Common routing types:

  • TSP: one route, visit locations
  • VRP: multiple vehicles, capacities and/or time limits
  • PDP: paired pickups and deliveries

Route to non-optimization handling

Do not route to cuOpt when the user is asking for:

  • summaries
  • analytics
  • cleaning
  • forecasting without optimization
  • dashboards / charts
  • explanation of data patterns
  • SQL / filtering tasks

Ambiguity handling

If it is unclear whether the request is optimization or analytics, ask a concise clarifier such as:

  • "Are you asking for a summary of the data, or the best decision under constraints?"
  • "Do you want analytics from the data, or should I optimize a plan from it?"

If it is clearly optimization but unclear which family applies, ask the minimum clarifier needed.

Examples:

  • "Do these quantities need to be whole numbers, or can fractional values be allowed?"
  • "Is this about assigning routes/vehicles to locations, or just allocating quantities across products/resources?"
  • "Is the objective linear, or does it include variance / squared penalties / interaction terms?"

Required output of this skill

Before handing off, produce an internal working conclusion with at least:

  • is_optimization: yes / no
  • problem_family: lp | milp | qp | routing | unknown
  • why: short explanation grounded in the user’s wording and available data
  • missing_information: only the minimum unresolved items

Handoff guidance

  • If problem_family = lp | milp:

    • hand off to numerical-optimization-formulation
    • then to cuopt-numerical-optimization-api-python (or cuopt-numerical-optimization-api-cli for MPS inputs)
  • If problem_family = qp:

    • hand off to numerical-optimization-formulation
    • then to cuopt-numerical-optimization-api-python
  • If problem_family = routing:

    • hand off to routing-formulation
    • then to cuopt-routing-api-python
  • If is_optimization = yes and there is a meaningful signal that replayability, audit, export, or reuse may matter:

    • use optimization-mode-router before deep data interpretation or model construction
  • If is_optimization = no:

    • do not invoke cuOpt just because the data could in theory be optimized

Examples

Example 1: product mix question

User says:

"I uploaded a product table and a capacity table. What’s the best production plan?"

Interpretation:

  • this is optimization
  • likely LP or MILP
  • the user is asking for the best decision under resource constraints

Example 2: routing question

User says:

"I uploaded depots, customers, and a travel-time matrix.
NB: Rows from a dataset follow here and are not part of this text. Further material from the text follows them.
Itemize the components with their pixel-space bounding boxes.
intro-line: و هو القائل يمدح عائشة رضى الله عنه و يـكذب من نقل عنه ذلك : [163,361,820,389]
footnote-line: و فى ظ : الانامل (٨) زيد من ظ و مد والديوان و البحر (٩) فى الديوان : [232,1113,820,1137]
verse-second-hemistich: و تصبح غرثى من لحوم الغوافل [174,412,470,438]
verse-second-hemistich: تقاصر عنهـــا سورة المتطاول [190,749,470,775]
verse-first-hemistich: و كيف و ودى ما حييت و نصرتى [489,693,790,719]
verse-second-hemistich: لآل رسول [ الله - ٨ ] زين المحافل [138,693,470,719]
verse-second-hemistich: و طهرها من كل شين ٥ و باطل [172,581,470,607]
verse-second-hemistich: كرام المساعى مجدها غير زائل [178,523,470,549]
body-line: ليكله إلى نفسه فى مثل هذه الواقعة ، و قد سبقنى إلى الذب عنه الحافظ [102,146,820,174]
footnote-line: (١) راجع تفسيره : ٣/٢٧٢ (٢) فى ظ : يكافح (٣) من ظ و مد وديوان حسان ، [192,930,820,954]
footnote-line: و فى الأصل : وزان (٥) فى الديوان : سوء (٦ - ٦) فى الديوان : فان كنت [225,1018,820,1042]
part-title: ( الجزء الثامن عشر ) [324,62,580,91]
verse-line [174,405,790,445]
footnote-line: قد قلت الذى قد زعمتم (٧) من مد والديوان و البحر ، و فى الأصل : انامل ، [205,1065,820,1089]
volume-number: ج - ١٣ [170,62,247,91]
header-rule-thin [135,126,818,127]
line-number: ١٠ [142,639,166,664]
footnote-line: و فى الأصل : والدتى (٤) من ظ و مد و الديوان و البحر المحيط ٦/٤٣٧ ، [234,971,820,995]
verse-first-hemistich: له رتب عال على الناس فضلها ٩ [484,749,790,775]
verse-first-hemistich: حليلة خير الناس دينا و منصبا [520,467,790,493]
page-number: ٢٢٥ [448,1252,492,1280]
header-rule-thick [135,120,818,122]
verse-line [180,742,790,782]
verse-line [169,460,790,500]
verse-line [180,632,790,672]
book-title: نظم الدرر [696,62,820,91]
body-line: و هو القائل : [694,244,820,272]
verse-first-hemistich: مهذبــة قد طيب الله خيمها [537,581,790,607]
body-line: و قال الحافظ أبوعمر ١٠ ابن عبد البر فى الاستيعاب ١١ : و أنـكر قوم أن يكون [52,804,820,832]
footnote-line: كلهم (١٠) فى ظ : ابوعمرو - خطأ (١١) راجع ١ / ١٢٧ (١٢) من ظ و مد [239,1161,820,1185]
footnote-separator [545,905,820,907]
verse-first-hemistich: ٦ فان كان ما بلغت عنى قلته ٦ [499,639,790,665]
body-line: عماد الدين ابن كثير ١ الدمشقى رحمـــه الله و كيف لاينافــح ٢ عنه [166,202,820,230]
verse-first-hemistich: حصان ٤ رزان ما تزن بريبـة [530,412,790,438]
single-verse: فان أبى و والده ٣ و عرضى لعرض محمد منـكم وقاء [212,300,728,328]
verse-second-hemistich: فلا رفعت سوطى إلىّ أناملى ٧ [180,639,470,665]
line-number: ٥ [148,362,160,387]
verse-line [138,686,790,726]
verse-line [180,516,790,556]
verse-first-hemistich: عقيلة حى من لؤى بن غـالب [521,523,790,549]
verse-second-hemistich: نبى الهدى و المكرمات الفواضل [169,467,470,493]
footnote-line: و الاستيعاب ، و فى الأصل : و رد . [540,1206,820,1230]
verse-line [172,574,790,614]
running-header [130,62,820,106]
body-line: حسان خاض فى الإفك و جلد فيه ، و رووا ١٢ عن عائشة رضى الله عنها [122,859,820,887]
What’s the cheapest delivery plan?"

Interpretation:

  • this is optimization
  • specifically routing
  • path construction and travel costs are central to the decision

Example 3: analytics question

User says:

"I uploaded sales.csv. Which product had the highest revenue last month?"

Interpretation:

  • this is not optimization
  • it is descriptive analysis over existing data
  • do not route to cuOpt

Behavioral guardrails

  • Do not label a request as optimization only because it contains numbers.
  • Do not force a routing interpretation when the task is really allocation or assignment without path planning.
  • Do not force LP/MILP when the question is clearly descriptive analytics.
  • Prefer one short clarifying question over building the wrong model.
  • When the user asks for the best decision under constraints, prefer optimization even if they do not use formal mathematical language.